CONSULTING AGREEMENT
AGREEMENT made this 25th day of July, 2010, by and between Atlas Capital Holdings, Inc. whose address is 2234 N. Federal Highway, Boca Raton, Florida 33431, hereinafter referred to as the "Consultant", and Alternative Energy Partners, Inc., whose principal place of business is located at 1365 N Courtenay Parkway, Suite A, Merritt Island, Florida, 32953, hereinafter referred to as "Company".
WHEREAS, the Company desires to engage Consultant to consult with merger and acquisition negotiations as an independent contractor and not as an employee; and
WHEREAS, Consultant desires to consult with the Board of Directors, the officers of the Company, and the administrative staff, and to undertake for the Company consultation as to the direction of certain functions in said management of AEGY;
NOW, THEREFORE, it is agreed as follows:
1. Term. The respective duties and obligations of the contracting parties shall be for a period commencing on July 25, 2010, and may be terminated by either party giving thirty (30) days' written notice to the other party at the addresses stated above or at an address chosen subsequent to the execution of this agreement and duly communicated to the party giving notice.
2. Consultations. Consultant shall be available to consult with the Board of Directors, the officers of the Company, and the heads of the administrative staff, at reasonable times, concerning matters pertaining to its legal organization, compliance with reporting obligations at the Securities and Exchange Commission and preparation of offering documents and related materials as needed.
3. Liability. With regard to the services to be performed by the Consultant pursuant to the terms of this agreement, the Consultant shall not be liable to the Company, or to anyone who may claim any right due to any relationship with the Company, for any acts or omissions in the performance of services on the part of the Consultant or on the part of the agents or employees of the Consultant, except when said acts or omissions of the Consultant are due to willful misconduct or gross negligence.
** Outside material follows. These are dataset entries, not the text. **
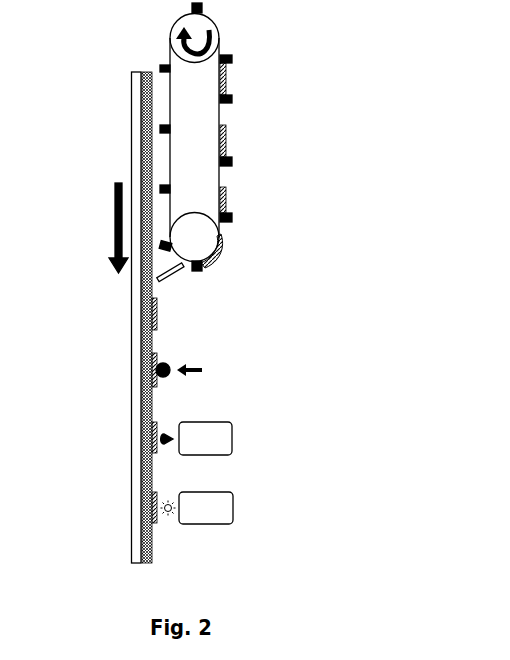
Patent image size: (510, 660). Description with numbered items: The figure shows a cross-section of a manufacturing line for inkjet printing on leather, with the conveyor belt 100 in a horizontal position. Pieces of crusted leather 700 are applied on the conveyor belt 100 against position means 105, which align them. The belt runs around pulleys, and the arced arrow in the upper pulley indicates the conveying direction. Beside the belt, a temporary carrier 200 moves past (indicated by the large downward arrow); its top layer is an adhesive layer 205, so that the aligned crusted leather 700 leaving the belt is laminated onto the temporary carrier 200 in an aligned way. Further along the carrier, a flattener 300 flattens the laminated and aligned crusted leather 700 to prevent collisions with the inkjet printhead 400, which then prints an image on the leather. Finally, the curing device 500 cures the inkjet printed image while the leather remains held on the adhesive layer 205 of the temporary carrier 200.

The conveyor belt 100 is at (220, 120).
The position means 105 is at (227, 158).
The temporary carrier 200 is at (133, 127).
The adhesive layer 205 is at (143, 72).
The flattener 300 is at (167, 364).
The inkjet printhead 400 is at (220, 440).
The curing device 500 is at (212, 510).
The crusted leather 700 is at (225, 77).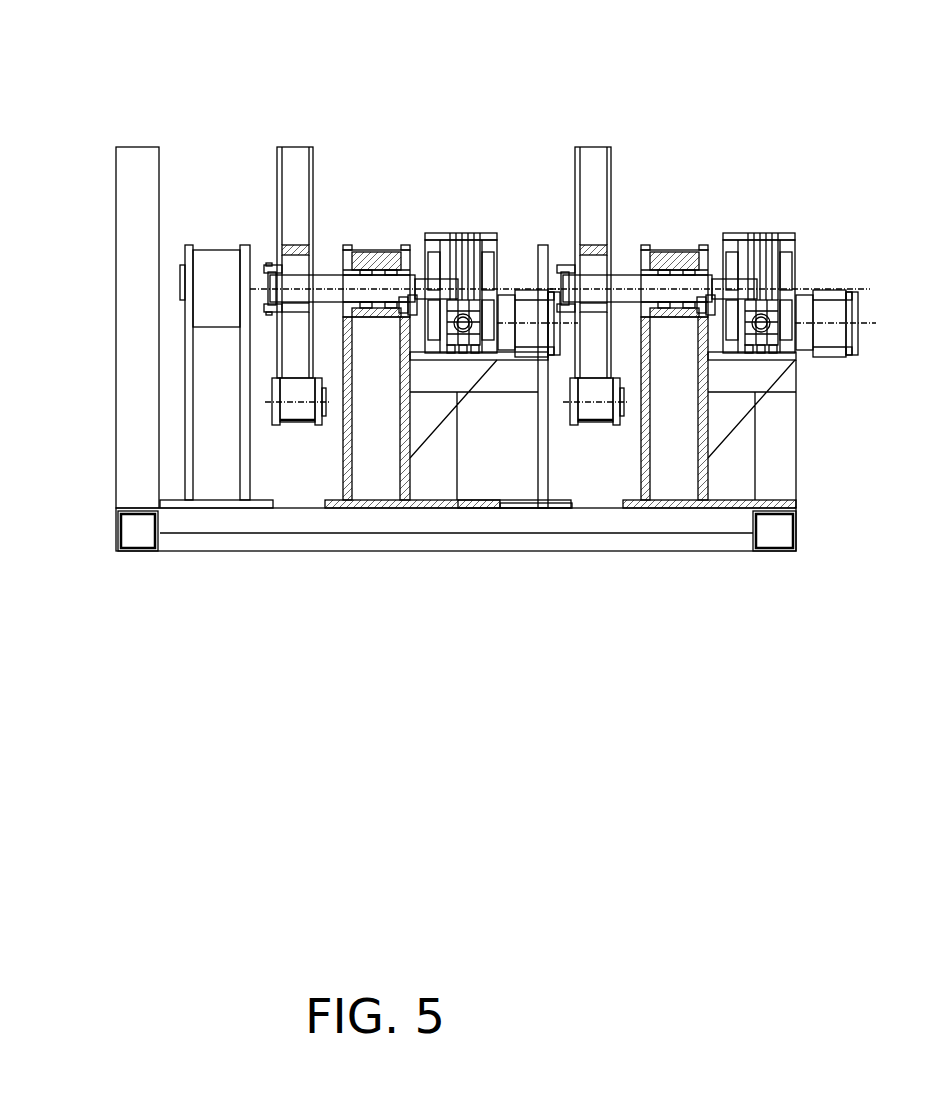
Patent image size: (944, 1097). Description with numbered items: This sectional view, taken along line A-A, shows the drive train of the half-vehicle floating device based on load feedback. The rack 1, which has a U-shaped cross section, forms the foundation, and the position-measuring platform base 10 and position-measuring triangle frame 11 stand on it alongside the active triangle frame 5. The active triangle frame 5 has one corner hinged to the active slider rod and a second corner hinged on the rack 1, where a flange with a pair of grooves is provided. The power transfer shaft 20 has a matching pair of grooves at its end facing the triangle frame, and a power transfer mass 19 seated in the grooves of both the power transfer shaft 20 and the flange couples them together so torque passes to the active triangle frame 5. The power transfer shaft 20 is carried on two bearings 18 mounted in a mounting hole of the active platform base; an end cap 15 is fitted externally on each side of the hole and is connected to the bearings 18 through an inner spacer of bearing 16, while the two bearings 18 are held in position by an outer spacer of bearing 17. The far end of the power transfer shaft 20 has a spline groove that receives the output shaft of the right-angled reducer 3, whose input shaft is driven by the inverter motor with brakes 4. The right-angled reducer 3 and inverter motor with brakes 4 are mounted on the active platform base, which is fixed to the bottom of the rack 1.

The rack 1 is at (135, 178).
The position-measuring platform base 10 is at (243, 252).
The position-measuring triangle frame 11 is at (313, 158).
The active triangle frame 5 is at (375, 247).
The right-angled reducer 3 is at (458, 237).
The inverter motor with brakes 4 is at (530, 303).
The power transfer shaft 20 is at (275, 279).
The power transfer mass 19 is at (276, 307).
The bearing 18 is at (360, 310).
The outer spacer of bearing 17 is at (370, 312).
The inner spacer of bearing 16 is at (400, 303).
The end cap 15 is at (410, 303).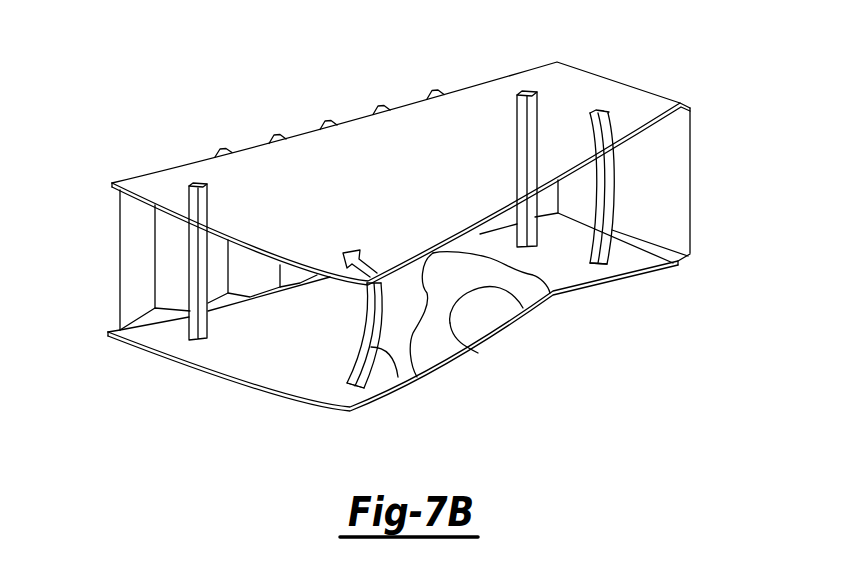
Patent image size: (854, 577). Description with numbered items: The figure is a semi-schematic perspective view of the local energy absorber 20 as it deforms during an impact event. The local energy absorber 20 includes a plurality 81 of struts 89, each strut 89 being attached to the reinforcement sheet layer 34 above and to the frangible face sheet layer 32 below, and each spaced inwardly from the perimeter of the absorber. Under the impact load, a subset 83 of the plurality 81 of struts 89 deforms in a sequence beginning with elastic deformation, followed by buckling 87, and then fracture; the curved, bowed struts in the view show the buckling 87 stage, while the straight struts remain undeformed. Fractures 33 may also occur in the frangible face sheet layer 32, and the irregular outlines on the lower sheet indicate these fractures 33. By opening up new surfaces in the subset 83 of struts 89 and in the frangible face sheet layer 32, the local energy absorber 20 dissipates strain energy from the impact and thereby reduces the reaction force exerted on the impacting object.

The local energy absorber 20 is at (242, 104).
The frangible face sheet layer 32 is at (623, 277).
The reinforcement sheet layer 34 is at (617, 80).
The fractures 33 is at (547, 295).
The plurality of struts 81 is at (340, 358).
The subset of the plurality of struts 83 is at (197, 297).
The buckling 87 is at (371, 290).
The strut 89 is at (600, 218).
The Company shall hold the Consultant free and harmless from any obligations, costs, claims, judgments, attorneys' fees, and attachments arising from or growing out of the services rendered to the Company pursuant to the terms of this agreement or in any way connected with the rendering of services, except when the same shall arise due to the willful misconduct or gross negligence of the Consultant and the Consultant is adjudged to be guilty of willful misconduct or gross negligence by a court of competent jurisdiction.
4. Compensation. The Consultant shall receive a lump sum of 4,000,000 shares of S-8 stock as of July 25, 2010. In addition, the Company shall reimburse the Consultant per diem for any reasonable out of pocket expenses incurred by the Consultant pursuant to the terms of this agreement. The amount shall be paid to the Consultant at the signing of this contract.
5. Arbitration. Any controversy or claim arising out of or relating to this contract, or the breach thereof, shall be settled by arbitration in accordance of the rules of the American Arbitration Association, and judgment upon the award rendered by the arbitrator(s) shall be entered in any court having jurisdiction thereof. For that purpose, the parties hereto consent to the jurisdiction and venue of an appropriate court located in the County of Los Angeles, State of California. In the event that litigation results from or arises out of this Agreement or the performance thereof, the parties agree to reimburse the prevailing party's reasonable attorney's fees, court costs, and all other expenses, whether or not taxable by the court as costs, in addition to any other relief to which the prevailing party may be entitled. In such event, no action shall be entertained by said court or any court of competent jurisdiction if filed more than one year subsequent to the date the cause(s) of action actually accrued regardless of whether damages were otherwise as of said time calculable.
IN WITNESS WHEREOF, the parties have hereunto executed this Agreement on the day of July 25, 2010.